We shared a taxi downtown, seated in the back with the windows rolled down so Ahlam could smoke. It was a perfect blue-sky day, like every day in Damascus in May: full of life and promise, not too hot. Dirt roads turned to gravel then paved highway, like an educational film on the development
of modern infrastructure. A photo of a pair of smiling children swung from the driver's rear-view mirror; in the back window, an enlarged silhouette of President Assad—popular among taxi drivers. In the busy downtown streets, we passed beige and white low-rises interspersed with shops. Outside a florist, red bouquets poked from buckets of water. Through the window of a shoe store a woman was trying on a pair of silver sandals. A man walked by on the sidewalk, carrying a cage with a pair of songbirds, his other hand holding the hand of a little girl in a fuchsia sundress.

Now that her husband was gone, Ahlam needed to separate her application for resettlement abroad from his in order for the process to continue. When she and the children were resettled, she told me, she would get a divorce. I left her at the office, watching as she spoke to the security guard and was signed in, then I walked over to an Internet café.

Both of us were having difficulties with the men in our lives. I had received more emails. “You're gone so much, and even when you are here…” Every time I went away, the loneliness hit him harder, whereas I was usually too busy to feel lonely.
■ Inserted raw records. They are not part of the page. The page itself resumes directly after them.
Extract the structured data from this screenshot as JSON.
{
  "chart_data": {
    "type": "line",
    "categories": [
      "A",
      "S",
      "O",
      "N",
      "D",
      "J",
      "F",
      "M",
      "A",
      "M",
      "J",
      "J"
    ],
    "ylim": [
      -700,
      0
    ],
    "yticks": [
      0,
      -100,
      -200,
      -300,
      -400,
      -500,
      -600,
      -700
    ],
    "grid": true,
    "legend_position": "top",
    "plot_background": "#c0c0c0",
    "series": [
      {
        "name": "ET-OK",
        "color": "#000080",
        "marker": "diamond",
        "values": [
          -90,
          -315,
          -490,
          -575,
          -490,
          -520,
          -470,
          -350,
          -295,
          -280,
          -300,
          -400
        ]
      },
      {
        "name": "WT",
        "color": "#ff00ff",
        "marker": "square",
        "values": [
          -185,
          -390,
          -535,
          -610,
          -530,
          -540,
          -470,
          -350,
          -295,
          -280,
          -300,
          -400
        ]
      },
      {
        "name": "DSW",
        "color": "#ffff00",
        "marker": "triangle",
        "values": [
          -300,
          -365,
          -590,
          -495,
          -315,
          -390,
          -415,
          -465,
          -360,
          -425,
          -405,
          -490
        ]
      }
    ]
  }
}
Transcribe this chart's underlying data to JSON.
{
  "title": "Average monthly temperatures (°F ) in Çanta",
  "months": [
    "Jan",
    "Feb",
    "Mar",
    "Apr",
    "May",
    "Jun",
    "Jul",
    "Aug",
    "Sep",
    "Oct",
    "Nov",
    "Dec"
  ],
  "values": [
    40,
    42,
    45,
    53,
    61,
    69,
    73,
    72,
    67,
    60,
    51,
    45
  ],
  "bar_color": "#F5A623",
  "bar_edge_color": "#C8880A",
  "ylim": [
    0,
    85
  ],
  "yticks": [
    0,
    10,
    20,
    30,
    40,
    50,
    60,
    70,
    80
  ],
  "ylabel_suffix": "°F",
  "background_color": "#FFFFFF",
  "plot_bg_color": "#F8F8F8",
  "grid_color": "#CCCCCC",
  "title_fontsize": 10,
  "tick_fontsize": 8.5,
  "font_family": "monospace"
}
He wrote that he wondered how other people in these situations, military spouses, for instance, resolved it: “I suppose some of them have affairs, but that just seems too messy.” He reminded me of how helpless he had felt when I had been in trouble in Iran. In those days, he wrote, he discovered his first grey hairs. Now he was wrestling with “the dilemma,” as he called it: if I stayed home he would be less lonely but I would suffer, and if I suffered then he would suffer, so all benefit would be lost.

In the crowded net café, reading through his latest email, I felt myself alone, and felt his aloneness too. He described our
situation with a clarity that in the dim light of the computer screens was blinding. Compa​rtmenta​lization came easily to me. There was work, there was home: different categories. And there was always something keeping us apart—half of our emails were about trouble connecting, being online at different times, phone calls that wouldn't go through, Skype calls disconnecting. I felt an urgent need to Skype with him now—to talk this all through, to soothe his loneliness, to reassure him that this relationship, the foundation on which we had known such happiness in the past, still mattered and could be saved. To say that he mattered. But it was four in the morning his time, and he had mentioned he had to get up early for work. There was a technology conference, or contract, that he had to fly to in North Carolina. As our careers had diverged over the past few years, I sometimes felt I understood his work no better than he did mine. On a gritty keyboard I typed that I missed him. I spoke of utter sadness. I tried to summon the courage his words exhibited in their raw honesty. “Is the real problem my leaving, or is it us, even when together?” It was the question he hadn't asked, but implied.